France’s top administrative court suspended the “burkini ban,” as the measures became known, last year, calling it an “attack on fundamental rights”.

Belgium

Belgium passed a law barring people from wearing anything that fully or partially covers their faces in places accessible to the public in 2011.

Two Muslim women challenged the law in the European Court of Justice, alleging that it violated their rights under the European Convention on Human Rights, including the right to practice their religion and freedom of expression.

The Court upheld the government’s ban in a decision released earlier this year.

Austria

Austria banned face veils in public places earlier this month.

The ban, which came into effect on Oct. 1, forbids any kind of face covering in public, including on public buses, metros and trains.
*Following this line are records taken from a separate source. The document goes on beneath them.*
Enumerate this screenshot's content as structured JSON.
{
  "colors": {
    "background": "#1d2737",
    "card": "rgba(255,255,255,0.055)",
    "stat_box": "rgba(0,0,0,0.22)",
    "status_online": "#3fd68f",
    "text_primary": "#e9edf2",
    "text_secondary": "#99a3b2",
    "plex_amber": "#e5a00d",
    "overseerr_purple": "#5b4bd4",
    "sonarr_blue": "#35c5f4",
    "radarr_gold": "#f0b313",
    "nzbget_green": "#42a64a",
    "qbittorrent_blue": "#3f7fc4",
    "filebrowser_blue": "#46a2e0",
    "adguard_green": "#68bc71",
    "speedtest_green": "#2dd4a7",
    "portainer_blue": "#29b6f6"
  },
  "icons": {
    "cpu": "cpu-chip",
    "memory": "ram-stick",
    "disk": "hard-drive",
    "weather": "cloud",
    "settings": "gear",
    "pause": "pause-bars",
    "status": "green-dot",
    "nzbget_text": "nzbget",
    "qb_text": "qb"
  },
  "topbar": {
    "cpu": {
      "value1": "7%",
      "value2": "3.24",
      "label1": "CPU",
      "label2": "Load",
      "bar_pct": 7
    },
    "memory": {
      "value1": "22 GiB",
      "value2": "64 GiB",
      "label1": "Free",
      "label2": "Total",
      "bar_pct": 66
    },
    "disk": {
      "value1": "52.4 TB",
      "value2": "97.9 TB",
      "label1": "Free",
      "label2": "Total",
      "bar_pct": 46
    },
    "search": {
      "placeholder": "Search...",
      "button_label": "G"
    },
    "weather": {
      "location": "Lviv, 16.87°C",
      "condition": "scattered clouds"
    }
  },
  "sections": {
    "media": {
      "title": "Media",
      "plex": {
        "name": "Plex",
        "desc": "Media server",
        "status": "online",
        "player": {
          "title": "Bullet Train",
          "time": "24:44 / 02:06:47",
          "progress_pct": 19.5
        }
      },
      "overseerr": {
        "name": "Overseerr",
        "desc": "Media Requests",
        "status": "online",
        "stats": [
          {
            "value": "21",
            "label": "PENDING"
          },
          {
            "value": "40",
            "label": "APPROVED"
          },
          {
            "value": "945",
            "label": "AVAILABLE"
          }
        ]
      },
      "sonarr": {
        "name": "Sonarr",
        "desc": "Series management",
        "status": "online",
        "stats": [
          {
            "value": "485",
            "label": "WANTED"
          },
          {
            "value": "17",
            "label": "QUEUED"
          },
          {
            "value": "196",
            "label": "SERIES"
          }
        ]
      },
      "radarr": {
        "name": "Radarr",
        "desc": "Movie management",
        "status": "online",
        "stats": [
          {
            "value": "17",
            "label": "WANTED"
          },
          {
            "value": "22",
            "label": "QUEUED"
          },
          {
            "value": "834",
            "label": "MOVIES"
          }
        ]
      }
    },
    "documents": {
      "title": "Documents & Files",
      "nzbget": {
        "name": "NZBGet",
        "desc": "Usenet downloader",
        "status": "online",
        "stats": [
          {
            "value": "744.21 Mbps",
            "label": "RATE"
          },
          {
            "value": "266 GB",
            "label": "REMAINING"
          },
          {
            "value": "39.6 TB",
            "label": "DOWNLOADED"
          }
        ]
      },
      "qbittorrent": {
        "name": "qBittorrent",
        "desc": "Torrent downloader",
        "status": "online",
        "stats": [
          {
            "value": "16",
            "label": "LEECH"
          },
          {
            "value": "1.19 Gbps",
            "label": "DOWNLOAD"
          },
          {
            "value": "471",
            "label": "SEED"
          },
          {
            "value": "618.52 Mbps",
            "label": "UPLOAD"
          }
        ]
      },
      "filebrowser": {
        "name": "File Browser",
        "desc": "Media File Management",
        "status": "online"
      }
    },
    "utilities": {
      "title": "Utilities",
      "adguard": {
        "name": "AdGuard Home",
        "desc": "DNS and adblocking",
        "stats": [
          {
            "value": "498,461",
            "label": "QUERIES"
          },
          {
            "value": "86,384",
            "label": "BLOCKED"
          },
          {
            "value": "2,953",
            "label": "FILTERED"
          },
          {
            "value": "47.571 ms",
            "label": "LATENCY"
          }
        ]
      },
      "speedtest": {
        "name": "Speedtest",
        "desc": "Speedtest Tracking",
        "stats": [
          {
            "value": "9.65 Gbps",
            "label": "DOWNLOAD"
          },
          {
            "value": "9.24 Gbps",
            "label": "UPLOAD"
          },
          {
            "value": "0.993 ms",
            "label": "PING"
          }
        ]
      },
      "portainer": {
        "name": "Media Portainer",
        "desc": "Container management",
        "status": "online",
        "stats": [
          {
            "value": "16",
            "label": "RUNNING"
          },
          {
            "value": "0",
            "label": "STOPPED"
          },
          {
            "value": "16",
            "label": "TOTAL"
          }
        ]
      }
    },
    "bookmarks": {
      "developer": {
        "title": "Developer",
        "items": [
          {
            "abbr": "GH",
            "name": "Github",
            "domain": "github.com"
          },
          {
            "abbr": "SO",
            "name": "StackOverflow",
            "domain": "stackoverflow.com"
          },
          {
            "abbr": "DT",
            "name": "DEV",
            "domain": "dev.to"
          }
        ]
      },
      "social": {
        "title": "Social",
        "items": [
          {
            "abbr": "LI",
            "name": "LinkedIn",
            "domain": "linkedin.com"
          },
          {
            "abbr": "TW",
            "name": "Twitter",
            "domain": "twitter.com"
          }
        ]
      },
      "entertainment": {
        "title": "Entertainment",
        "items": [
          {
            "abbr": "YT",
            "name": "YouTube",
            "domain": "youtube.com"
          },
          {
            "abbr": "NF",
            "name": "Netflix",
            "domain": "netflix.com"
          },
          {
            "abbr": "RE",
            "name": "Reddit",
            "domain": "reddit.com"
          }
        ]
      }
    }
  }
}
Police can ask people to remove their face coverings on the spot and fine anyone 150 euros for contravening the law. Refusing to remove your face covering can also land you in a police station.

Austria’s Foreign Ministry says the law “is aimed at ensuring social cohesion and social peace in Austria,” but critics say it unfairly targets Muslim women who wear a niqab or burka.

Last month, a man in a shark costume was fined 150 euros in Vienna because his face was covered in public.

Germany

German Chancellor Angela Merkel spoke out against Islamic face coverings last December, when she accepted her party’s leadership nomination a few months ahead of a national election.

“Full veiling is not appropriate here — it should be banned wherever that is legally possible,” Merkel said, according to The Associated Press.

In September, the German parliament passed a law banning drivers from wearing anything that partially or fully covers their faces.

Turkey

For decades, Turkey maintained a ban on women wearing headscarves in state institutions, including universities and government offices.

Restrictions on religious dress in Turkey date back to the country’s founding as a secular republic in the 1920s.

But the enforced ban on headscarves came after a 1980 coup.

The restriction “kept young women, especially from religiously conservative families, out of the educational system,” said Ariel Salzmann, an associate professor of Islamic and World History at Queen’s University who specializes in Turkish history.

“It’s the historic experience of Turkey in dealing with religious dress that shows how such bans actually backfire,” Salzmann told CBC News in an interview.

The result over the last 20 years has been “a sort of backlash by lower-middle-class and middle-class people from the provinces who resent these decades of imposition on their lifestyle,” Salzmann said.

Turkey’s current President, Recep Tayyip Erdogan, lifted the ban on headscarves in universities and government institutions in 2011, when he was the country’s prime minister.

Erdogan announced earlier this year that women in the Turkish armed forces would be able to wear headscarves as part of their uniforms.